The Fed has raised the federal funds rate by 375 points since March after keeping it at near zero for two years in response to the COVID-19 pandemic. Futures market traders expect that rate will be above 5% at the May 2023 Federal Open Markets Committee. According to the CME FedWatch Tool, which measures investor sentiment in the Fed funds futures market, about 44% of the market is betting that rates will be between 5% and 5.25% by that meeting, while another 22% figure rates will sit between 5.25% and 5.50%.
Interest rates have not been at those levels since 2007, but the Fed may not stop there. If inflation does not substantially cool soon the central bank could push its terminal rate, the point where it chooses to stop hiking, even higher.
Fed officials "don't want to run into this situation where they need to reverse course," said Michael Crook, chief investment officer at Mill Creek Capital Advisors. "They'll have to simply keep going."
No peak in sight
After raising rates by 75 basis points at each of their last four meetings, Fed officials are expected to hike by a more modest 50 basis points at the December meeting.
Rate decisions made at each meeting are of less consequence than where the central bank ultimately stops raising rates, Fed Chairman Jerome Powell said at a Nov. 2 press conference.
"The question of when to moderate the pace of increases is now much less important than the question of how high to raise rates and how long to keep monetary policy restricted, which really will be our principal focus," Powell said.
The Fed's chairman has given no indication of where he believes that terminal rate will end up. Other top Fed officials have offered little information beyond stating that more rate hikes are needed to curb persistently high inflation.
Varied views on terminal rate
The terminal rate could surge to 6% if inflation does not cool soon, according to Mill Creek Capital's Crook.
If rate increases this year cause the economy to slow in early 2023, however, the terminal rate could be 4.5% to 4.75%, said Michael O'Rourke, chief market strategist with JonesTrading. While lower than current expectations, a benchmark interest rate of 4.5% is well above the 1.3% average over the past 20 years.
"It simply needs time to work through the economy," O'Rourke said of rate increases.

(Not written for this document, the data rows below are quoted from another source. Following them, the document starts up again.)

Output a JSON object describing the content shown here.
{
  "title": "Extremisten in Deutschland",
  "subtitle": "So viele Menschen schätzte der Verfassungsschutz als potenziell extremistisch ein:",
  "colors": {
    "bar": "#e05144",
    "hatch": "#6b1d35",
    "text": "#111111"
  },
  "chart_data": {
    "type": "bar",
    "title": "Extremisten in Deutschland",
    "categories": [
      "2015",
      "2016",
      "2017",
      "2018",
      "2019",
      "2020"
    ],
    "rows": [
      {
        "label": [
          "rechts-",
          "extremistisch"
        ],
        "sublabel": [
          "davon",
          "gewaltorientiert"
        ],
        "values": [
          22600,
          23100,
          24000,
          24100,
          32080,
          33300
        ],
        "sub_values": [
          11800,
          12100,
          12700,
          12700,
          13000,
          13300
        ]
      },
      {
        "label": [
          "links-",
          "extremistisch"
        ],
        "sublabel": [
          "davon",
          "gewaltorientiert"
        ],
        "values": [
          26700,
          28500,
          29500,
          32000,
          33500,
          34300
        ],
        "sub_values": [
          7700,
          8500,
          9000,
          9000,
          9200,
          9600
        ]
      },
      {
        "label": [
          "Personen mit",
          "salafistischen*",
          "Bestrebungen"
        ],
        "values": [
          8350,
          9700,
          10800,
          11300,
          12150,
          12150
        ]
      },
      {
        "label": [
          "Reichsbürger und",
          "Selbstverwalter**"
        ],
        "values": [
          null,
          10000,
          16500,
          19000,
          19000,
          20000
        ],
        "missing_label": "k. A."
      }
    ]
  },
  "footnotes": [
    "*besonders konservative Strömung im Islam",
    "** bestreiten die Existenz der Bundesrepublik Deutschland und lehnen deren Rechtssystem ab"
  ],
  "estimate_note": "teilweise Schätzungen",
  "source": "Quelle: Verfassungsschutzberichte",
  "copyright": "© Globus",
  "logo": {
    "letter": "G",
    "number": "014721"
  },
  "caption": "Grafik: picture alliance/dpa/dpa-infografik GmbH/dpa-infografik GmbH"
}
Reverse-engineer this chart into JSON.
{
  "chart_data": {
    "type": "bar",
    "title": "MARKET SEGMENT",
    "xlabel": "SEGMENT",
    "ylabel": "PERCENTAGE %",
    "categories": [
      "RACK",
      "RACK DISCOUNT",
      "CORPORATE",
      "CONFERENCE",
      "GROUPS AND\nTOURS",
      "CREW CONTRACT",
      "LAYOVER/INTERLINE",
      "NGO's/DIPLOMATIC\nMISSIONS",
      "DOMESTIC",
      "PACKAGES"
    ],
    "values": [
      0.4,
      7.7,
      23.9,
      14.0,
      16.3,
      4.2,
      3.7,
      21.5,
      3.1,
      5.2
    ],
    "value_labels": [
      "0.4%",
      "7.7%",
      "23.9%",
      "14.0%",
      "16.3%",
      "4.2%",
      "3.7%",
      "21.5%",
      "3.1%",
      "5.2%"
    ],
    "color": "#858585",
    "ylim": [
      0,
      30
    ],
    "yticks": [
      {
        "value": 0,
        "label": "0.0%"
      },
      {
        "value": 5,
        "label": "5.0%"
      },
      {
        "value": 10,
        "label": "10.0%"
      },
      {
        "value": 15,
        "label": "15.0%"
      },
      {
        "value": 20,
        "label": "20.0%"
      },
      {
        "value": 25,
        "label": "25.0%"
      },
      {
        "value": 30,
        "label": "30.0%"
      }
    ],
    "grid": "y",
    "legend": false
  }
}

Kathy Jones, managing director and chief fixed income strategist for the Schwab Center for Financial Research, said the central bank is sending signals that the fed funds rate will peak at 5%.
The Fed will likely continue to press toward a 5% terminal rate unless a significant change in the inflation and employment outlook occurs, Jones said. Such a peak would probably be too high than what is warranted, according to Jones, as the economy is "only beginning to feel the impact of the tightening."
"There's a good chance that the Fed is going to overshoot," Jones said.
Higher interest rates, aimed at boosting borrowing costs and slowing the economy, will be an "ongoing negative for risk assets," particularly stocks, Jones said.
The Fed's shift to tighten monetary policy clearly has impacted housing, where mortgage applications have plunged in response to some of the highest mortgage rates in two decades. However, rate hikes have yet to significantly slow wage growth or curb consumer demand. That could change as the Fed looks to tighten more into early 2023, said Larry Meyer, CEO of Monetary Policy Analytics and a former Fed governor.
"Every step they take brings them closer to high enough to be able to precipitate a recession," Meyer said. "They have to tiptoe a little bit more at this point, be a little bit more cautious."